Post ID: 97778, posted on December 4th, 2014
Alas things are always changing with these computery thingies.
A few years ago when I first signed up with gmail my spam folder received HUNDREDS of new entries PER DAY; these days it's down to a couple of dozen as day. Did the spammers all hang up their hats and find more useful ways to spend their time? No, they didn't, in fact it's gotten worse... however gmail started bouncing it rather than putting it in a spam folder.
The same has happened with other email service providers, and although it looks nice to have a relatively empty spam folder, the down side is that you can't now route out that missing email... because they bounced it back to the sender.
At the same time, various technologies have come into play to allow a recipient server to check where an email came from. I say "technologies", plural, because there couldn't be just one could there; oh no: that'd be way to *@$&^#! simple. And if you don't have them all in place: well then stuff can and will go missing.
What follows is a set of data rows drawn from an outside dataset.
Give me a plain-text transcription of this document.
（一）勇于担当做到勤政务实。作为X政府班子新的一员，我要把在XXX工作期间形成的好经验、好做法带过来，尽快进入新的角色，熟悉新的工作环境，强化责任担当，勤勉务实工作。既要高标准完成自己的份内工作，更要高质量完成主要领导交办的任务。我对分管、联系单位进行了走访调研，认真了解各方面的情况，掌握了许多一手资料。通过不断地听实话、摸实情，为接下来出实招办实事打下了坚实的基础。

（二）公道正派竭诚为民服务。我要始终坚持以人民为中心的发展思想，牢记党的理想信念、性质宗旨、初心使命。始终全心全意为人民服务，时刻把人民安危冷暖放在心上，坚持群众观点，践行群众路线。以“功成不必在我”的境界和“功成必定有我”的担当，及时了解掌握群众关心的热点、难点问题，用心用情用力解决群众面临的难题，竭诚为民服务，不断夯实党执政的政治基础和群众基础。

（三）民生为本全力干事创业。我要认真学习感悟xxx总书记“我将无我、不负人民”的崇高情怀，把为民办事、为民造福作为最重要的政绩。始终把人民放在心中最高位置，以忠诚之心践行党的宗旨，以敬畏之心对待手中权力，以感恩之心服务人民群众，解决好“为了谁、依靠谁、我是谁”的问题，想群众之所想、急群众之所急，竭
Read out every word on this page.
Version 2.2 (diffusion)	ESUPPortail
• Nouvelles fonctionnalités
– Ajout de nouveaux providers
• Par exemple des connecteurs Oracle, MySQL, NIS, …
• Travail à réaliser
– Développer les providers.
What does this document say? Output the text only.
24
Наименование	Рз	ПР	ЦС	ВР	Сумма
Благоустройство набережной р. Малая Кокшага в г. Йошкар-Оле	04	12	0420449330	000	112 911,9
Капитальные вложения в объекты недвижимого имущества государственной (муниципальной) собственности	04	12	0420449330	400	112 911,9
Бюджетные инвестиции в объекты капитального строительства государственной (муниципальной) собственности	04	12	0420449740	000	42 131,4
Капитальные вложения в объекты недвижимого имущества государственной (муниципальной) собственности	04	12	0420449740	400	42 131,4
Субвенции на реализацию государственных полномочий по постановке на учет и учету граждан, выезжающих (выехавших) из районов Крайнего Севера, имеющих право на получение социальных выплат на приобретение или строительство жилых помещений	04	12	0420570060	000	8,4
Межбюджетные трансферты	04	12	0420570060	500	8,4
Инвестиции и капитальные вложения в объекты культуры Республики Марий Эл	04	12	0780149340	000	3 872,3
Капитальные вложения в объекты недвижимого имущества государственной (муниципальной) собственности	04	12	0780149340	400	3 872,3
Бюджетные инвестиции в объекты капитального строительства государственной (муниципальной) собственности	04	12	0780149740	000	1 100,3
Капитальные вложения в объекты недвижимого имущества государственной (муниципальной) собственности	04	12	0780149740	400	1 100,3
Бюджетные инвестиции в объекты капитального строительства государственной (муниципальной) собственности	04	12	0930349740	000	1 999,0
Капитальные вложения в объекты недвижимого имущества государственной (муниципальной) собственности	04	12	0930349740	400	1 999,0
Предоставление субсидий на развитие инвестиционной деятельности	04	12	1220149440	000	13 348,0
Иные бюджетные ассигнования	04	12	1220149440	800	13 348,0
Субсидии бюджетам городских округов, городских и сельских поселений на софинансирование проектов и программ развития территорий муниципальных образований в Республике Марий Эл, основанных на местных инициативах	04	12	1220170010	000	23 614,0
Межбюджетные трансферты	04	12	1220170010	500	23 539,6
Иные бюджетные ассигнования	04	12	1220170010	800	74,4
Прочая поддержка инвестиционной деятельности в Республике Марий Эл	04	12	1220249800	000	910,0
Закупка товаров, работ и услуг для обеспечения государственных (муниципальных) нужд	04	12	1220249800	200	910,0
This is something I'm working on. I've been spending an hour or two on it most mornings for about a month now. I will get to the bottom of it, piece by piece, eventually... and then the goalposts will move.
Alas some of you are going to have problems with the new forum software... while others will find that problems you had with the old forum are no longer an issue.
I'm currently running a seven year old Mac and there are a number of things I can no longer do. For example: I can no longer use Webmin's file manager because it needs a newer Java plugin than the one I have. I can't upgrade that without upgrading the OS and I can't do that on this aged hardware. For now I can live without the file manager... but I reckon I'm only a year or two, if I'm lucky, away from finding that something I NEED stops working and I have to upgrade.
Point is, to those of you who are struggling: I feel your pain. But there's no real solution to this. If we never upgraded the TG software then TG would eventually become inaccessible to members running new software and hardware. Upgrade and we cause problems for members running old systems. There is no solution that can satisfy everybody, so ultimately it becomes a personal decision for each of us about when to upgrade the systems for which we are responsibe, a compromise between what we can and can't afford to do without.
Like I say: I feel your pain; it affects me too.